Congress also gets an earful when it comes to issues affecting elderly. Senior advocates belonging to the National Silver Haired Congress see to that.

On the state level, Silver Haired Legislature members are elected by their peers and try to influence bills pertaining to medical care, consumer protection and age discrimination, among other matters. But advocacy isn’t limited just to matters affecting those with silver hair.

During the 1999 legislative session, Texas’s 116-member Silver Haired Legislature worked at:

  • Preventing a proposed merger between the Texas Department on Aging and Health and Human Services, leading to a possible dilution of services dedicated to the elderly.
  • >Lowering the DUI blood-alcohol level from 0.1 percent to .08 percent.
  • Boosting the monthly personal allowance Medicare recipients in Texas nursing homes get from $30 to .
  • Opposing legislation supporting school vouchers.
    Requiring background checks for home healthcare givers.

“We pass anywhere from 65 percent to 70 percent of our proposals,” boasts Nigh, 71, a Texas Silver Hair who’s a retired oil company employee. Before the session begins, “we take a bound booklet of resolutions to every senator’s office, every representative’s office, the governor, the Lt. Governor and the secretary of state. Nigh added, “We start doing that in late September.”
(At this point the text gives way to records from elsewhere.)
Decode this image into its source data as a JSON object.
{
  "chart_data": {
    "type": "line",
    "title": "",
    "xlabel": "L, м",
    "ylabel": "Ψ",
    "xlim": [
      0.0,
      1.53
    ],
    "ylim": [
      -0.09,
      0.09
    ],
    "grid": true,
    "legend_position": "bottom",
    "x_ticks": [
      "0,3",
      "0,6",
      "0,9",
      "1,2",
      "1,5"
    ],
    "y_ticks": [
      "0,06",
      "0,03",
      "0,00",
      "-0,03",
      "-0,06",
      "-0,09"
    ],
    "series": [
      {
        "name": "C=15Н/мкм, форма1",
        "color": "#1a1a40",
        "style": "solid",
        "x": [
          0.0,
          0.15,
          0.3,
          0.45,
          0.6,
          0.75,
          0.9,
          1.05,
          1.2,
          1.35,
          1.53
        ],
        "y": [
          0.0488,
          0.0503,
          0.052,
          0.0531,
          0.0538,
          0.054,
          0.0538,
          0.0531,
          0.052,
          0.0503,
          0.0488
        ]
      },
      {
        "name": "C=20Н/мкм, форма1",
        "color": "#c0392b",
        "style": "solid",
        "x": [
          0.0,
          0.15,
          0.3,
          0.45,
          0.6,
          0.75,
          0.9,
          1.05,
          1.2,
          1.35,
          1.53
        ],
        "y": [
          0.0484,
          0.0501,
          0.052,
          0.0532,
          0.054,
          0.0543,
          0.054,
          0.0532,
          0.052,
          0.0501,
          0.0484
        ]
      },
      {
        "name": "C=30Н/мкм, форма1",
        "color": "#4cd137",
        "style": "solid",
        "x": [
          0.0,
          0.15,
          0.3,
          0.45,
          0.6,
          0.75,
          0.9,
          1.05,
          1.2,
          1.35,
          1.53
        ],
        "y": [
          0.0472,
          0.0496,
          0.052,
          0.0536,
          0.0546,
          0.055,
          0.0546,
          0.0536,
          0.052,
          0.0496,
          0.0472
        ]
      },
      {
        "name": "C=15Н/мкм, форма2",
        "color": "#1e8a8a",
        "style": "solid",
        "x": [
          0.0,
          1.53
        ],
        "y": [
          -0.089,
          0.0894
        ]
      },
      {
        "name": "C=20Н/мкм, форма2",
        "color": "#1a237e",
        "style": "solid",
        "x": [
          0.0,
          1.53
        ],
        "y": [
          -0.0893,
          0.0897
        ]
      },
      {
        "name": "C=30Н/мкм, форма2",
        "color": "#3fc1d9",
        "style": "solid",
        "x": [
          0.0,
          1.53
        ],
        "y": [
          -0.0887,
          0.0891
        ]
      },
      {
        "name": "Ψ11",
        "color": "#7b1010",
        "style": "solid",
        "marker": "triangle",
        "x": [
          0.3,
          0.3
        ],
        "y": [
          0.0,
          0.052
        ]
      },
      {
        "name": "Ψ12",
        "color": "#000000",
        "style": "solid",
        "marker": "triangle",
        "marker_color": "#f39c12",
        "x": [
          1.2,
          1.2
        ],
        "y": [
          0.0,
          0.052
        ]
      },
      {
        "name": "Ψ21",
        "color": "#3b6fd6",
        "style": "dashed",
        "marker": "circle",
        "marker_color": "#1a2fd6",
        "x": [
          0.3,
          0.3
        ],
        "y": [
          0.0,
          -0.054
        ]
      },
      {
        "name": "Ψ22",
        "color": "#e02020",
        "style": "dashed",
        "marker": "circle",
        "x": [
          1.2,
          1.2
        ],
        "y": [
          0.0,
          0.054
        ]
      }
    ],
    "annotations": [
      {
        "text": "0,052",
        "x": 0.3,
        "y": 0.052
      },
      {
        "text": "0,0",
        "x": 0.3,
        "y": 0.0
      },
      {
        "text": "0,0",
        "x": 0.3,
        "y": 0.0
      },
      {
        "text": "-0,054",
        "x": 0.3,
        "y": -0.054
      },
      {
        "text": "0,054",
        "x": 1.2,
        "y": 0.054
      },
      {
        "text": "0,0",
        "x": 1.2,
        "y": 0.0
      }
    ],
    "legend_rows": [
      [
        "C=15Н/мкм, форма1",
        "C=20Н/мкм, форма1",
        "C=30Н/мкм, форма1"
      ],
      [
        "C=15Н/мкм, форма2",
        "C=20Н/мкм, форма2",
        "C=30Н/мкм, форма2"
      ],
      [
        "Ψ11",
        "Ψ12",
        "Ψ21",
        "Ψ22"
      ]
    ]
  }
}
Florida has the highest percentage of elderly residents, according the U.S. Bureau of the Census. In 1997, the latest year for which statistics are available, 18.5 percent of Floridians were 65 years old or older. Pennsylvania and Rhode Island tied for second at 15.8 percent.

West Virginia was next at 15.1 percent, then Iowa 15.0 percent, North Dakota and Connecticut 14.4 percent, Arkansas and South Dakota 14.3 percent and Massachusetts 14.1 percent.

The Census Bureau predicts Nigh and his colleagues nationwide will have dramatically bigger constituencies in coming decades.

In 1997, 34.1 million U.S. citizens were 65 and older, according to the Census Bureau. That is projected to grow to an estimated 34.7 million at the beginning of the next millennium, 39.4 million in 2010, 53.2 million seniors in 2020 and 69.4 million in 2030. The tremendous increase from 2010 to 2030 will be driven in large part by the “baby boomers” reaching 65 years of age.

And the rise would be even more impressive if it included individuals 60 years old, the entry age for Silver Haired Legislature members.

Despite having the highest percentage of senior residents, the ride hasn’t been smooth for Florida’s Silver Haired Legislature the last year or so. Its clout has been weakened by a shift to Republican dominance, instead of senior-friendly Democrats.

In addition Florida, the first state to approve school vouchers, put a lot of legislative energy in 1999 into education, crime and the environment, generally not top priorities for the elderly.

University of South Florida professor Susan MacManus, considered an expert on senior politics, says the Silver Haired Lobby in Florida is waning in importance. “Once they received massive amounts of attention,” MacManus, who teaches political science, told the Ft. Lauderdale Sun-Sentinel. “Now they are an afterthought.”

That could change dramatically toward the early part of the next century.

The speaker of Rhode Island’s 100-member Silver Haired Legislature, Joseph Corrente, isn’t looking that far ahead. He’s more concerned about his legislature’s failure this year to earmark $11 million of Rhode Island’s tobacco settlement for health care programs for the elderly.

“We ended up with about $1 million, far short of our expectations,” says Corrente, 76. The World War II and Korean War veteran will continue to fight for the needs of Rhode Island seniors, though.

“The old adage is that seniors certainly do go out and vote,” Corrente says cagily, “and legislators are aware of that.”